In [8]:
%load_ext autoreload
%autoreload 2

import pathlib
import warnings
warnings.filterwarnings("ignore")

import mmh3
from typing import Dict
from datetime import timedelta
import pandas as pd

from src.download import download_experiment_data, download_recprice_data, download_order_data
from src.metrics import calculate_absolute_metrics, get_switchback_results, calculate_ratio_metrics
from src.prepare import prepare_recprice_data, prepare_order_data, get_orders_with_recprice_df, get_hex

The autoreload extension is already loaded. To reload it, use:
  %reload_ext autoreload


In [9]:
# salt - рандомная строка длиной 8 хранится в experiment.salt
# distribution_map - словарь вида {"GroupA": 50, "Control": 50}, где сумма значений должна быть 100
#  Порядок важен! Control всегда последний
def group_name(split_id: str, salt: str, distribution_map: Dict[str, int]):
    if sum(distribution_map.values()) != 100:
        raise Exception("Incorrect distribution")

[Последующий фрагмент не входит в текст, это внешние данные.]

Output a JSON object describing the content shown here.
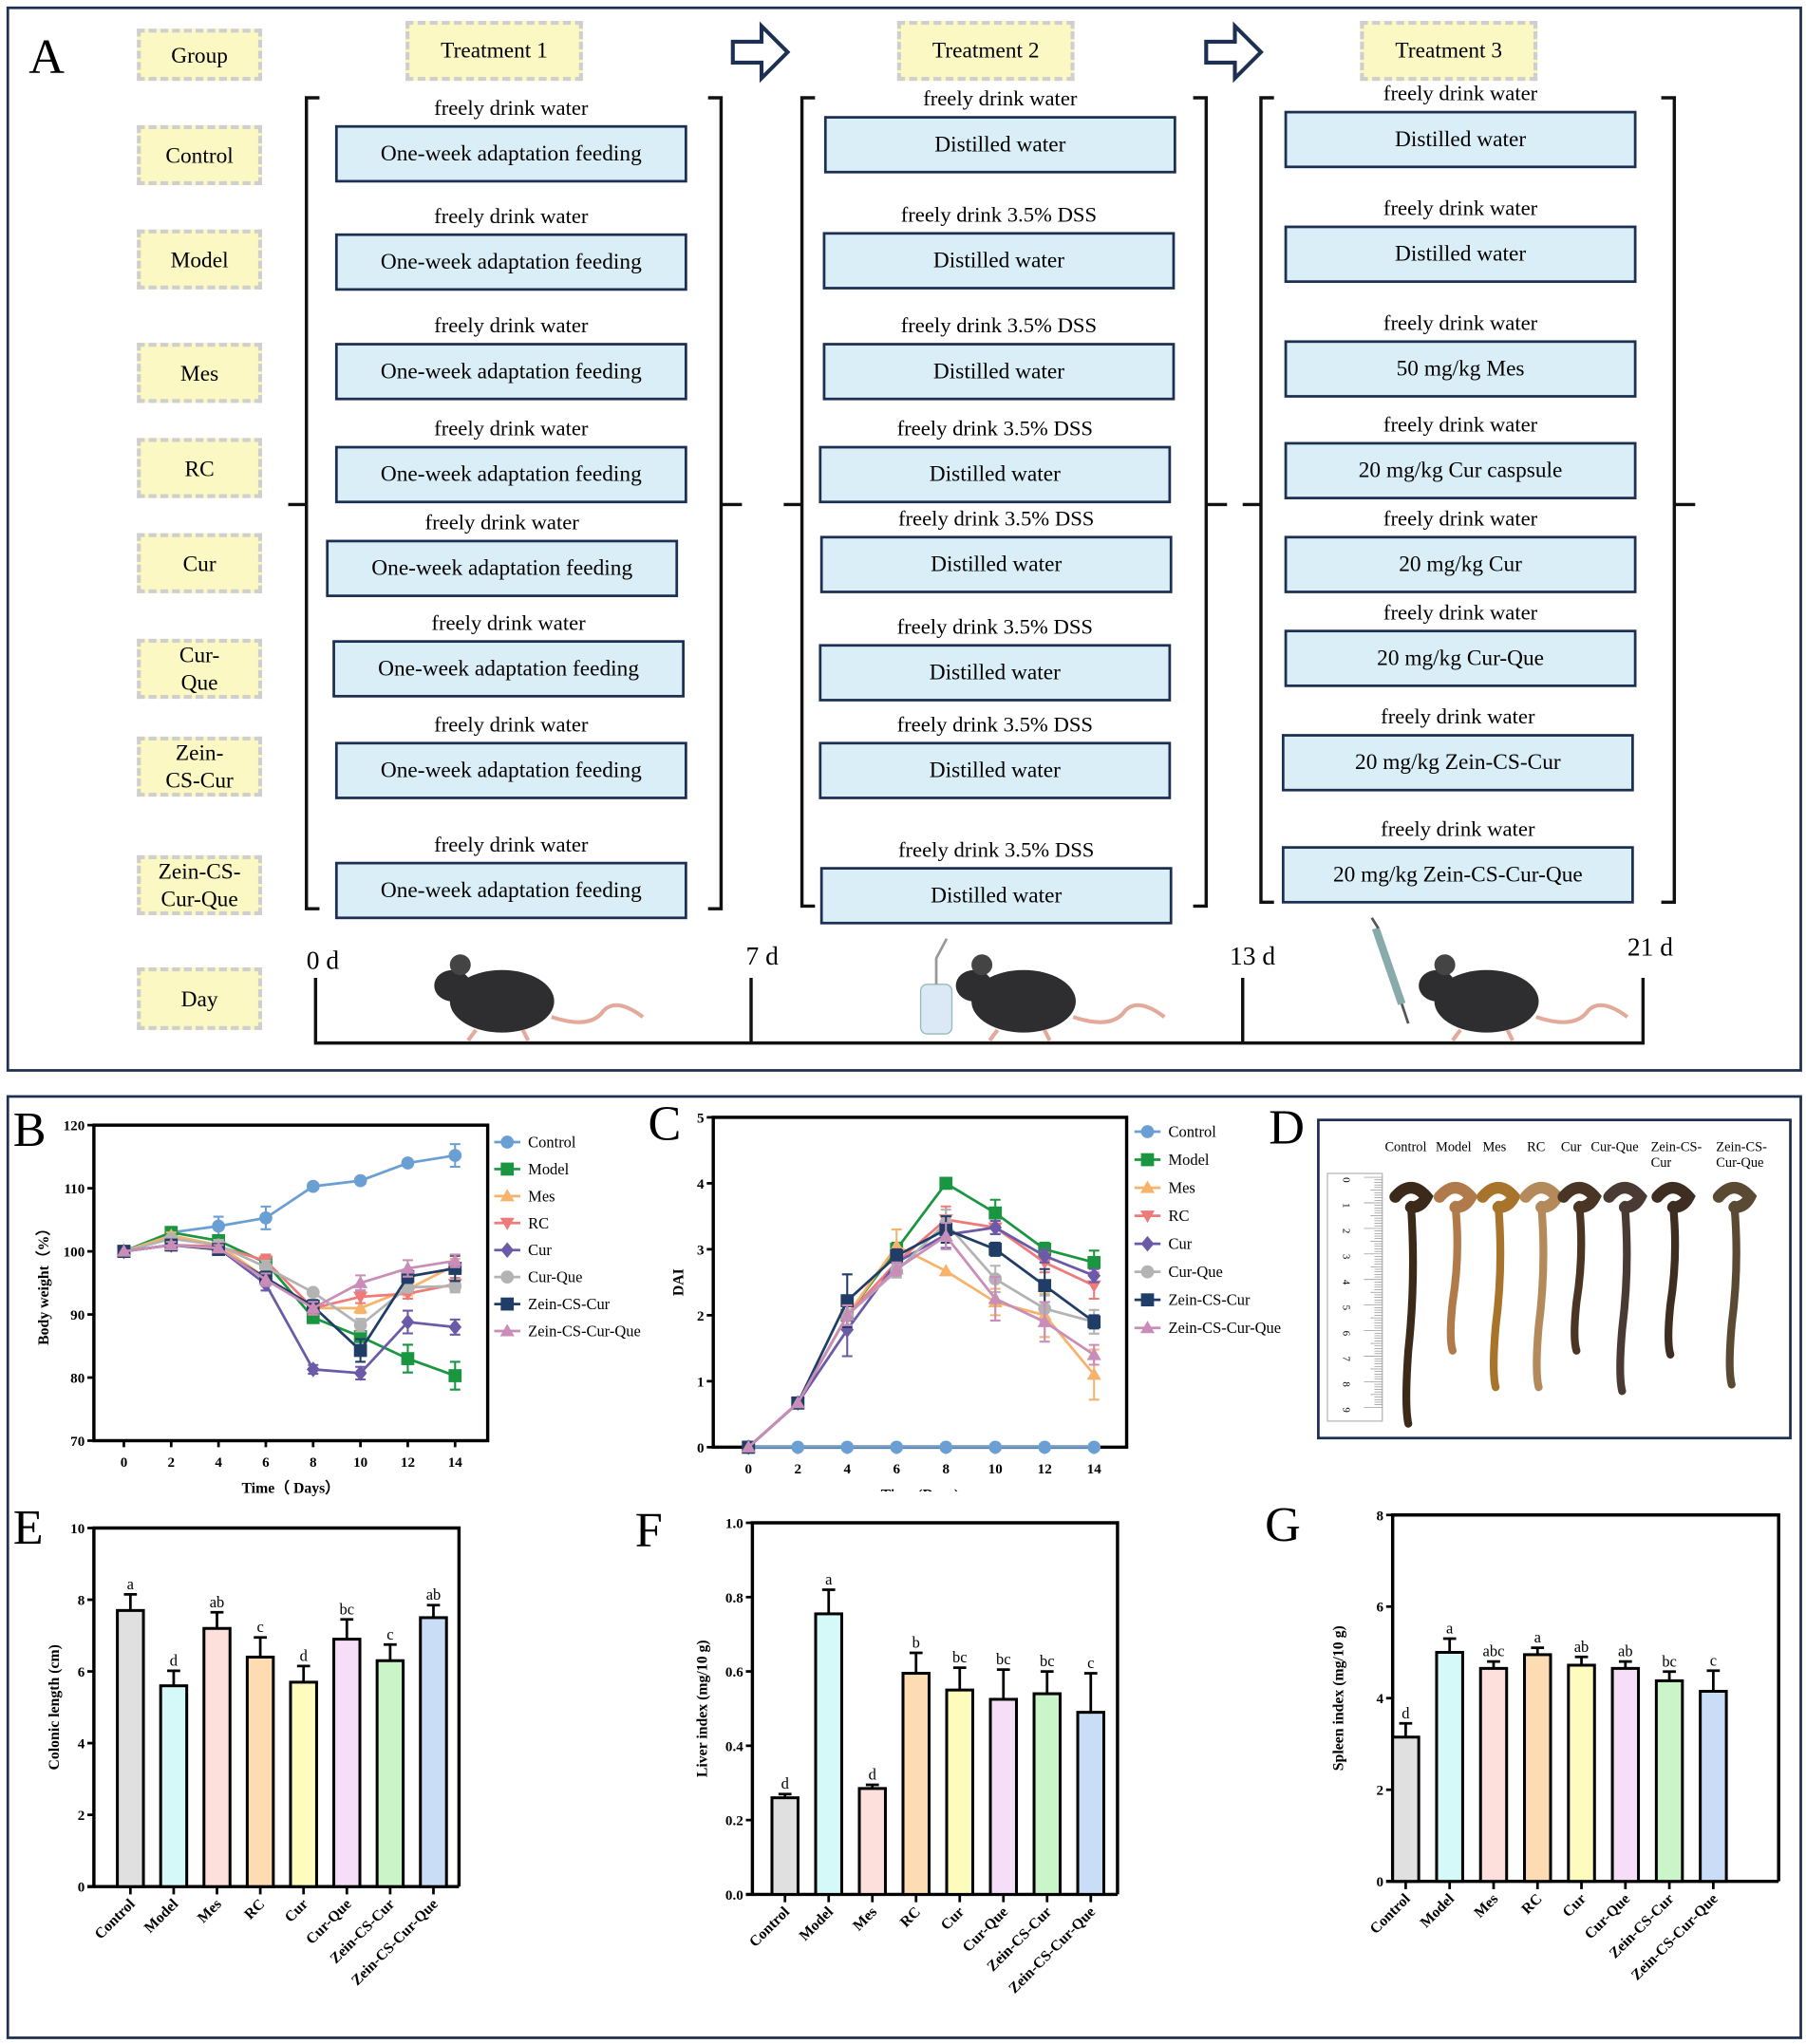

    if list(distribution_map.keys())[-1] != "Control":
        raise Exception("Last group should be Control")

    if len(salt) != 8:
        raise Exception("Incorrect salt")

    # Хэш по соль экспа + split_id (id пользователя или девайса)
    murmur_hash: int = mmh3.hash(f"{salt}{split_id}", 1, False)
    reminder = murmur_hash % 100
    s = 0
    for k, v in distribution_map.items():
        s += v
        if reminder < s:
            return k

In [10]:
USER_NAME = 'nusuev_ab2608'
EXP_ID = 2608
ORDER_TYPE = 'auto_econom'
ORDER_TYPE_ID = 1
DAYS_BEFORE = 0

In [11]:
DATA_ROOT_PATH = pathlib.Path(f'data/exp_id={EXP_ID}')
if not DATA_ROOT_PATH.exists():
    DATA_ROOT_PATH.mkdir(parents=True, exist_ok=True)
    

PLOT_ROOT_PATH = pathlib.Path(f'data/exp_id={EXP_ID}/plots')
if not PLOT_ROOT_PATH.exists():
    PLOT_ROOT_PATH.mkdir(parents=True, exist_ok=True)

In [12]:
df_exp = download_experiment_data(EXP_ID, USER_NAME)
df_exp['city_id'] = 4269
df_exp

Unnamed: 0,exp_id,city_id,multiple_cities,status,utc_start_dttm,utc_finish_dttm,exp_salt,conditions,utc_start_dttm_unix
0,2608,4269,True,completed,2025-02-21 17:00:00+00:00,2025-03-14 17:00:00+00:00,XGm1V6Hj,"{""and"": [{""or"": [{""version_greater_or_equal"": ...",1740157200


In [14]:
EXP_START_DATE = df_exp.utc_start_dttm.dt.date.astype('str').iloc[0]
EXP_STOP_DATE = df_exp.utc_finish_dttm.dt.date.astype('str').iloc[0]
BEFORE_START_DATE = (df_exp.utc_start_dttm.dt.date - timedelta(days=DAYS_BEFORE)).astype('str').iloc[0]
CITY_ID = df_exp.city_id.iloc[0]
# EXP_NAME = df_exp.exp_na me.iloc[0]

exp_salt = df_exp['exp_salt'].iloc[0]
distribution_map = {"GroupA": 50, "Control": 50}

# Скачиваем данные по рекомендациям
df_recprice = download_recprice_data(
    start_date=BEFORE_START_DATE,
    stop_date=EXP_STOP_DATE,
    city_id=CITY_ID,
    user_name=USER_NAME,
)

# Применяем функцию group_name к каждой строке, используя user_id как split_id
df_recprice['recprice_group_name'] = df_recprice.apply(
    lambda row: 'Before' if row['utc_recprice_dttm'] < pd.Timestamp(EXP_START_DATE, tz='UTC') else group_name(row['user_id'], exp_salt, distribution_map),
    axis=1
)

df_recprice.to_parquet(DATA_ROOT_PATH / 'df_recprice.pqt')
df_recprice_prepared = prepare_recprice_data(df_recprice)
df_recprice_prepared.to_parquet(DATA_ROOT_PATH / 'df_recprice_prepared.pqt')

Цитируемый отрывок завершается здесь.